Before region-wide unrest, UNDP had warned that officials needed to create 51 million jobs by 2020 to cater to the ballooning youth demographic. When protests spread from Tunisia to Yemen, many cited unemployment as a grievance.

Currently, European officials are tackling tens of thousands of refugees, asylum seekers and migrants from North Africa. Many drown while crossing the Mediterranean Sea in crowded boats from Libya; others travel overland via Turkey.

More than 36,000 migrants have reached Italy, Greece and Malta by sea this year, the UN’s refugee agency, UNHCR, said in April. They include Syrians, Iraqis, Libyans and other Arab nationals as well as many sub-Saharan Africans. 

According to UNDP, the refugee surge from war-ravaged Syria, Iraq and Libya masks the mounting number of young, educated Arab nationals who are exiting the region - often via legal work and college visas to Europe and the US.

Sara Bittar, a UNDP analyst, said data from Arab countries is often missing or out-of-date. But falling university attendance in the region suggests that more and more educated young Arabs are packing up their bags and leaving, she added. 

“The Arab uprisings came about through a mismatch between aspirations and reality,” the Lebanon-based socio-economic researcher told MEE. “So how has this reality changed? I think it has become an even greater clash with the aspirations of young people.”

According to Bittar, the job market has worsened, not just in war-torn Syria, Libya and Yemen. Elsewhere, falling oil prices, which sank to around $45 a barrel earlier this year, have harmed job options for those in the lucrative petroleum sector and beyond, she said.

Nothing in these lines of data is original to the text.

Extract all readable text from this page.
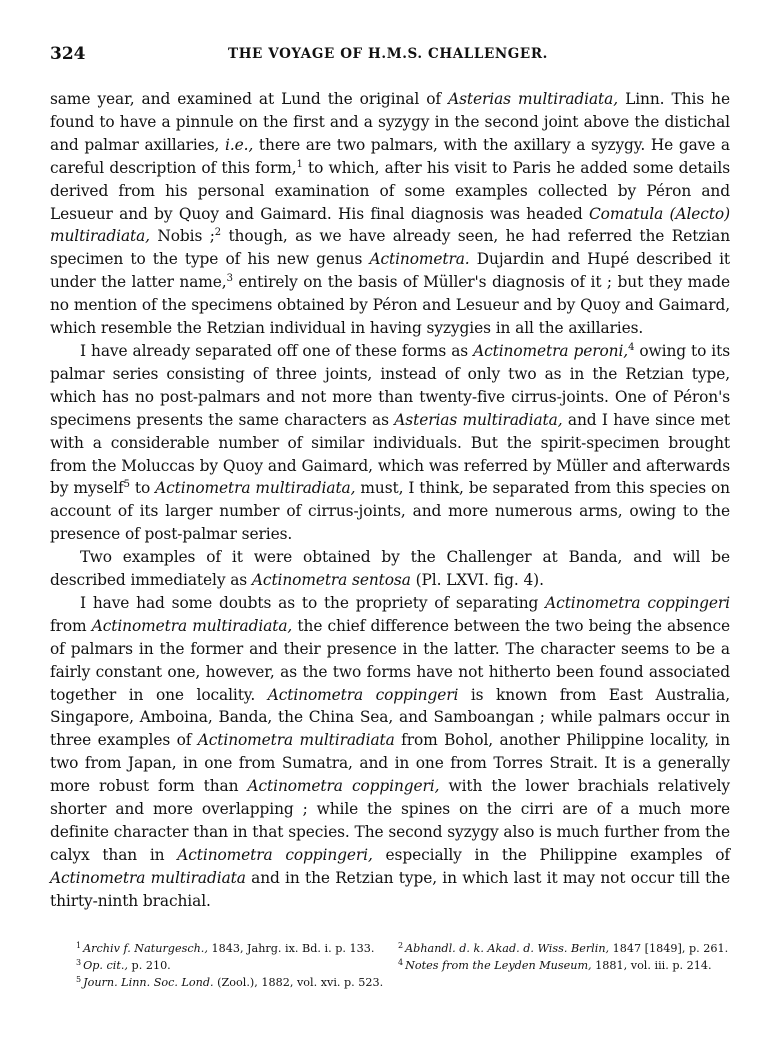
324	THE VOYAGE OF H.M.S. CHALLENGER.

same year, and examined at Lund the original of Asterias multiradiata, Linn. This he found to have a pinnule on the first and a syzygy in the second joint above the distichal and palmar axillaries, i.e., there are two palmars, with the axillary a syzygy. He gave a careful description of this form,$^1$ to which, after his visit to Paris he added some details derived from his personal examination of some examples collected by Péron and Lesueur and by Quoy and Gaimard. His final diagnosis was headed Comatula (Alecto) multiradiata, Nobis ;$^2$ though, as we have already seen, he had referred the Retzian specimen to the type of his new genus Actinometra. Dujardin and Hupé described it under the latter name,$^3$ entirely on the basis of Müller's diagnosis of it ; but they made no mention of the specimens obtained by Péron and Lesueur and by Quoy and Gaimard, which resemble the Retzian individual in having syzygies in all the axillaries.

I have already separated off one of these forms as Actinometra peroni,$^4$ owing to its palmar series consisting of three joints, instead of only two as in the Retzian type, which has no post-palmars and not more than twenty-five cirrus-joints. One of Péron's specimens presents the same characters as Asterias multiradiata, and I have since met with a considerable number of similar individuals. But the spirit-specimen brought from the Moluccas by Quoy and Gaimard, which was referred by Müller and afterwards by myself$^5$ to Actinometra multiradiata, must, I think, be separated from this species on account of its larger number of cirrus-joints, and more numerous arms, owing to the presence of post-palmar series.

Two examples of it were obtained by the Challenger at Banda, and will be described immediately as Actinometra sentosa (Pl. LXVI. fig. 4).

I have had some doubts as to the propriety of separating Actinometra coppingeri from Actinometra multiradiata, the chief difference between the two being the absence of palmars in the former and their presence in the latter. The character seems to be a fairly constant one, however, as the two forms have not hitherto been found associated together in one locality. Actinometra coppingeri is known from East Australia, Singapore, Amboina, Banda, the China Sea, and Samboangan ; while palmars occur in three examples of Actinometra multiradiata from Bohol, another Philippine locality, in two from Japan, in one from Sumatra, and in one from Torres Strait. It is a generally more robust form than Actinometra coppingeri, with the lower brachials relatively shorter and more overlapping ; while the spines on the cirri are of a much more definite character than in that species. The second syzygy also is much further from the calyx than in Actinometra coppingeri, especially in the Philippine examples of Actinometra multiradiata and in the Retzian type, in which last it may not occur till the thirty-ninth brachial.

$^1$ Archiv f. Naturgesch., 1843, Jahrg. ix. Bd. i. p. 133.	$^2$ Abhandl. d. k. Akad. d. Wiss. Berlin, 1847 [1849], p. 261.
$^3$ Op. cit., p. 210.	$^4$ Notes from the Leyden Museum, 1881, vol. iii. p. 214.
$^5$ Journ. Linn. Soc. Lond. (Zool.), 1882, vol. xvi. p. 523.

UNDP released some new figures in the Arab Knowledge Report at the end of last year, helped by the Dubai ruler’s Mohammed bin Rashid Al Maktoum Foundation. More data are due in a long-awaited Arab development document later this year.

But, according to UNDP’s regional deputy chief Mourad Wahba, gathering statistics from Arab officials is no easy task. “The only way to get the data is from Arab governments,” he told MEE. “Why would they share that? It would make them look bad.”

Faced with the woes described by UN number-crunchers, 30-year-old Husam Al-Sayed, a Palestinian who was born and raised in Saudi Arabia, plans to leave his job running the Jeddah branch of the satirical online video network Telfaz11.

He has spent the past three months on an arts scholarship in New York and enjoys America’s artistic freedoms. Back in Saudi, “it’s a matter of respecting all the rules that are around, not defying them, not crossing the lines,” he told MEE.

“I am definitely moving here; that’s it. I found myself here,” he added. “New York is very generous for filmmakers. I thrive on taking photographs in the streets, that’s my passion. In Saudi, you’re in a car 24/7 and being creative is a challenge.”